Constraining planet structure and composition from stellar chemistry: trends in different stellar populations

TL;DR

This study investigates how stellar chemical compositions across different galactic populations influence the predicted structure and composition of exoplanets, revealing significant variations in planetary building blocks that impact habitability.

Contribution

It introduces a model linking stellar abundances to planetary composition differences across galactic populations, enhancing understanding of planet formation diversity.

Findings

Discovered significant differences in iron-to-silicate ratios among planets from different stellar populations.

Showed water mass fractions vary notably between galactic populations.
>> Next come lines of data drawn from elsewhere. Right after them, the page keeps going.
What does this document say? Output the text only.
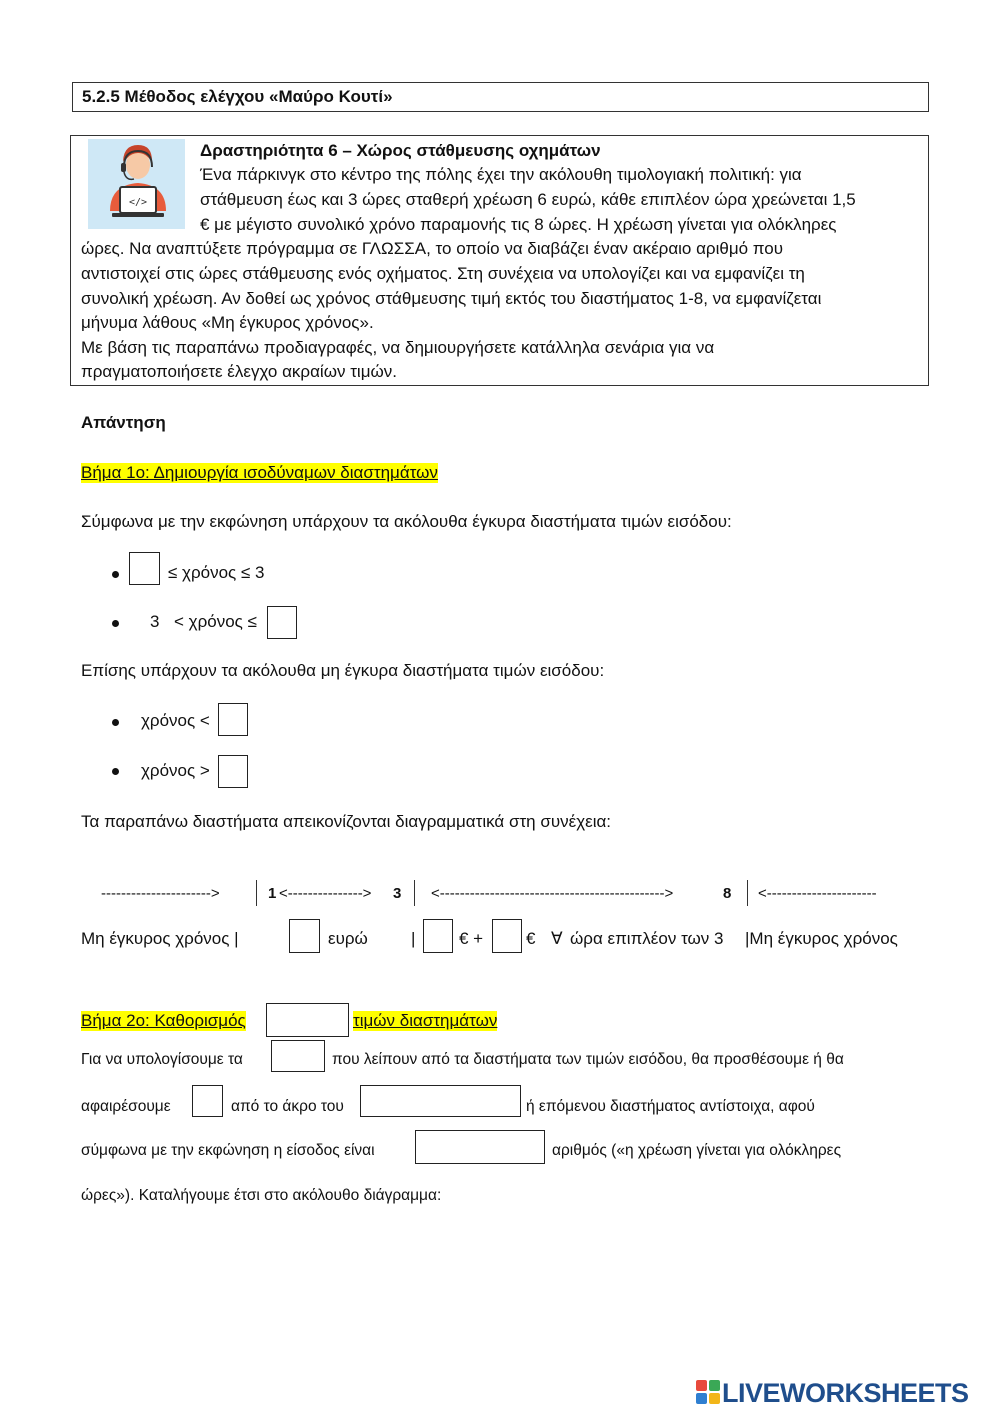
5.2.5 Μέθοδος ελέγχου «Μαύρο Κουτί»
</>
Δραστηριότητα 6 – Χώρος στάθμευσης οχημάτων
Ένα πάρκινγκ στο κέντρο της πόλης έχει την ακόλουθη τιμολογιακή πολιτική: για
στάθμευση έως και 3 ώρες σταθερή χρέωση 6 ευρώ, κάθε επιπλέον ώρα χρεώνεται 1,5
€ με μέγιστο συνολικό χρόνο παραμονής τις 8 ώρες. Η χρέωση γίνεται για ολόκληρες
ώρες. Να αναπτύξετε πρόγραμμα σε ΓΛΩΣΣΑ, το οποίο να διαβάζει έναν ακέραιο αριθμό που
αντιστοιχεί στις ώρες στάθμευσης ενός οχήματος. Στη συνέχεια να υπολογίζει και να εμφανίζει τη
συνολική χρέωση. Αν δοθεί ως χρόνος στάθμευσης τιμή εκτός του διαστήματος 1-8, να εμφανίζεται
μήνυμα λάθους «Μη έγκυρος χρόνος».
Με βάση τις παραπάνω προδιαγραφές, να δημιουργήσετε κατάλληλα σενάρια για να
πραγματοποιήσετε έλεγχο ακραίων τιμών.
Απάντηση
Βήμα 1ο: Δημιουργία ισοδύναμων διαστημάτων
Σύμφωνα με την εκφώνηση υπάρχουν τα ακόλουθα έγκυρα διαστήματα τιμών εισόδου:
≤ χρόνος ≤ 3
3 < χρόνος ≤
Επίσης υπάρχουν τα ακόλουθα μη έγκυρα διαστήματα τιμών εισόδου:
χρόνος <
χρόνος >
Τα παραπάνω διαστήματα απεικονίζονται διαγραμματικά στη συνέχεια:
---------------------->	1 <---------------> 3 <--------------------------------------------->	8 <----------------------
Μη έγκυρος χρόνος |	ευρώ	|	€ +	€ ∀ ώρα επιπλέον των 3 |Μη έγκυρος χρόνος
Βήμα 2ο: Καθορισμός	τιμών διαστημάτων
Για να υπολογίσουμε τα	που λείπουν από τα διαστήματα των τιμών εισόδου, θα προσθέσουμε ή θα
αφαιρέσουμε	από το άκρο του	ή επόμενου διαστήματος αντίστοιχα, αφού
σύμφωνα με την εκφώνηση η είσοδος είναι	αριθμός («η χρέωση γίνεται για ολόκληρες
ώρες»). Καταλήγουμε έτσι στο ακόλουθο διάγραμμα:
LIVEWORKSHEETS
Provided constraints for planet formation models based on stellar chemistry.

Abstract

The chemical composition of stars that have orbiting planets provides important clues about the frequency, architecture, and composition of exoplanet systems. We explore the possibility that stars from different galactic populations that have different intrinsic abundance ratios may produce planets with a different overall composition. We compiled abundances for Fe, O, C, Mg, and Si in a large sample of solar neighbourhood stars that belong to different galactic populations. We then used a simple stoichiometric model to predict the expected iron-to-silicate mass fraction and water mass fraction of the planet building blocks, as well as the summed mass percentage of all heavy elements in the disc. Assuming that overall the chemical composition of the planet building blocks will be reflected in the composition of the formed planets, we show that according to our model, discs around stars from different galactic populations, as well as around stars from different regions in the Galaxy, are expected to form rocky planets with significantly different iron-to-silicate mass fractions. The available water mass fraction also changes significantly from one galactic population to another. The results may be used to set constraints for models of planet formation and chemical composition. Furthermore, the results may have impact on our understanding of the frequency of planets in the Galaxy, as well as on the existence of conditions for habitability.